Of course Civica is dealing with the COVID-19 epidemic. VanTrieste says demand has increased for broad-spectrum antibiotics, sedatives, pain management medications, neuromuscular blocking agents, and a variety of medications for comorbidities. “This a defining moment for Civica,” VanTrieste says, “one that demonstrates the model is working as designed to help stabilize the supply of essential generic medicines.”
Civica’s member organizations make a one-time donation, with each of the seven healthcare systems and three philanthropies on the board committing $10 million. The second tier of members, known as founding members, puts up a one-time capital investment of $5 million and is part of the drug selection advisory and medical trends advisory committees. The next tier, known as partnering members, is open to all health systems and is priced at $300 per licensed hospital bed, with a cap of $1 million. “We raised a significant amount of capital, just shy of $200 million,” says VanTrieste.
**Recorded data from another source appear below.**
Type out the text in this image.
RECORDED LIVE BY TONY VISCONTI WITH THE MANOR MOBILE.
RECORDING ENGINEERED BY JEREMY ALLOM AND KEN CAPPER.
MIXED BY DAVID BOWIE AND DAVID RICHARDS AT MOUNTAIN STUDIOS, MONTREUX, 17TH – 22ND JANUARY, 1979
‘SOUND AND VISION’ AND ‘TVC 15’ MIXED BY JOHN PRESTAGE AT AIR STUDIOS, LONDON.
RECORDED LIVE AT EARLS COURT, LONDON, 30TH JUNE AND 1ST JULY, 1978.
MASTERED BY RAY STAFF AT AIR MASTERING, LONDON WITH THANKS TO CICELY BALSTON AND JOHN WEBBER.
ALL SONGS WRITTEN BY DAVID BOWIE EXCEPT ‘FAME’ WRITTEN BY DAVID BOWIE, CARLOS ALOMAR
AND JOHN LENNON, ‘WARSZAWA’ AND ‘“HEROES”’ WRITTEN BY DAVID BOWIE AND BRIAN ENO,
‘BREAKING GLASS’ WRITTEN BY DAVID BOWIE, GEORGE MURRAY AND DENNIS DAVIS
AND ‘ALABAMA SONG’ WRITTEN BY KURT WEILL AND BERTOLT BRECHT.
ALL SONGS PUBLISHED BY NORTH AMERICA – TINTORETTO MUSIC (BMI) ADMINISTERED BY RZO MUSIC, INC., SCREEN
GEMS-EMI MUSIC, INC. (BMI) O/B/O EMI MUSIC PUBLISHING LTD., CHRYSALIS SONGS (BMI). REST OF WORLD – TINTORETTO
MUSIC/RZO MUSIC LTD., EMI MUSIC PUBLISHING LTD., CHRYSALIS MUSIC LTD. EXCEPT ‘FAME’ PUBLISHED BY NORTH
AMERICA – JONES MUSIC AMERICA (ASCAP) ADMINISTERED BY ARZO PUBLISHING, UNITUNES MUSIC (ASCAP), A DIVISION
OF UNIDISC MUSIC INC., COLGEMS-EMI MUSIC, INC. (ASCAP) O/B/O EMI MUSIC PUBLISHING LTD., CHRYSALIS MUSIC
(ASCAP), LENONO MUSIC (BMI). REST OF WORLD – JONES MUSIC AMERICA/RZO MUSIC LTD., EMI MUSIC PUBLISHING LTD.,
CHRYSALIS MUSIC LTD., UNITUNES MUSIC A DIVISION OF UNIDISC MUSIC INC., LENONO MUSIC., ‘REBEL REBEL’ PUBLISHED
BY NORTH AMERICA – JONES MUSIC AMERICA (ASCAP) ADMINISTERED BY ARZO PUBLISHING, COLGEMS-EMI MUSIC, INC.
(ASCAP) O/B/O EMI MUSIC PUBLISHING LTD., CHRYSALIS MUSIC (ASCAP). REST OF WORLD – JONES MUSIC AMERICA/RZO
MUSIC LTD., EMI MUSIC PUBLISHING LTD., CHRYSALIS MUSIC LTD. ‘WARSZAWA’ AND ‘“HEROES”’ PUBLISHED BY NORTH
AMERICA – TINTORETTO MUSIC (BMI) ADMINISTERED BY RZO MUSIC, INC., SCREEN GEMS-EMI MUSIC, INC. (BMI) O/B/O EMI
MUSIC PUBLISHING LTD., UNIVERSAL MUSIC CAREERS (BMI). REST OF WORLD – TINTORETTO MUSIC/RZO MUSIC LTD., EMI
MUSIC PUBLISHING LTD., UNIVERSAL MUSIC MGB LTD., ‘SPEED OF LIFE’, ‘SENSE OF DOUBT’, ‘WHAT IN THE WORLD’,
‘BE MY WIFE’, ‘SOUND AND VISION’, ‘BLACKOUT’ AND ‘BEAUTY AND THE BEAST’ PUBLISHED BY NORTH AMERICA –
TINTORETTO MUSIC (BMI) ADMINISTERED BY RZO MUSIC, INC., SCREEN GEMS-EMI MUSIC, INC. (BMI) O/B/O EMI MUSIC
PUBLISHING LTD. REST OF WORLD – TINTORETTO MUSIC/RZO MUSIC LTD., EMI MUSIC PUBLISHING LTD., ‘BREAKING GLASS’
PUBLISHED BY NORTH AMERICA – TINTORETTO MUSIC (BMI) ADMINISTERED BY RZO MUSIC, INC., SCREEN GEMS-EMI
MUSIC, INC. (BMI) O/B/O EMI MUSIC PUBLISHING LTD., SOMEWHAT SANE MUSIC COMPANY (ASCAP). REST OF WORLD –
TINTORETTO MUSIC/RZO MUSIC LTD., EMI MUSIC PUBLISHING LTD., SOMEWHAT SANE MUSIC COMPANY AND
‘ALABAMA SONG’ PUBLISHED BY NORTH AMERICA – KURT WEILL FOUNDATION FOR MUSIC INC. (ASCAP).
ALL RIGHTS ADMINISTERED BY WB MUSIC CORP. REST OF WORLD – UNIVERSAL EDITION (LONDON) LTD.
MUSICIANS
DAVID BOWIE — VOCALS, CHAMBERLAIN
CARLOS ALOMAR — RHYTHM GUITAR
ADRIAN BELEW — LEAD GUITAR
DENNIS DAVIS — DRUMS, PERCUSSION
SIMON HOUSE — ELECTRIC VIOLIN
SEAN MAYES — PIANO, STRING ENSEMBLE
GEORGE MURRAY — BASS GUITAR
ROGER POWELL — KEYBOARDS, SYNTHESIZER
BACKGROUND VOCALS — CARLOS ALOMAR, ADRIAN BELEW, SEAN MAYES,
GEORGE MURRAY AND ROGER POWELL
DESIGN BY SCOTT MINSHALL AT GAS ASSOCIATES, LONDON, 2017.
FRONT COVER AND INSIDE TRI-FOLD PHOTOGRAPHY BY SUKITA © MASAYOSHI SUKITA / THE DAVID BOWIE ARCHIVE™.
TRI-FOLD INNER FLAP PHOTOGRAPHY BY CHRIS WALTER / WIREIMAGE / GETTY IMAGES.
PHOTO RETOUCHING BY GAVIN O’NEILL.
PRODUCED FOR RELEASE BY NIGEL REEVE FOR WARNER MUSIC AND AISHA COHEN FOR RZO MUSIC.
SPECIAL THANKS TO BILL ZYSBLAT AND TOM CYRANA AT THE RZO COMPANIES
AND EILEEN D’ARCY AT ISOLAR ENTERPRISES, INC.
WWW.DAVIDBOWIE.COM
Money will also come from a new Blue Cross Blue Shield Association partnership, which will put $100 million on the table for Civica to bring seven to 10 drugs to the retail market. The plan for this year is to bring 20 drugs to market and submit a series of products to the FDA for ANDA approval. Civica hopes to have 100 drugs on the market within five years.
Civica was conceived as the answer to hospital drug shortages. But VanTrieste says the organization is eyeing the retail side of the drug market carefully. “Another thing 2020 brings is a partnership with Blue Cross Blue Shield Association, and they want us to explore using Civica in the retail space,” he says. “We are actively studying what’s causing that high price and looking at developing a business model to fix that marketplace.”
Keith Loria is a freelance writer in northern Virginia.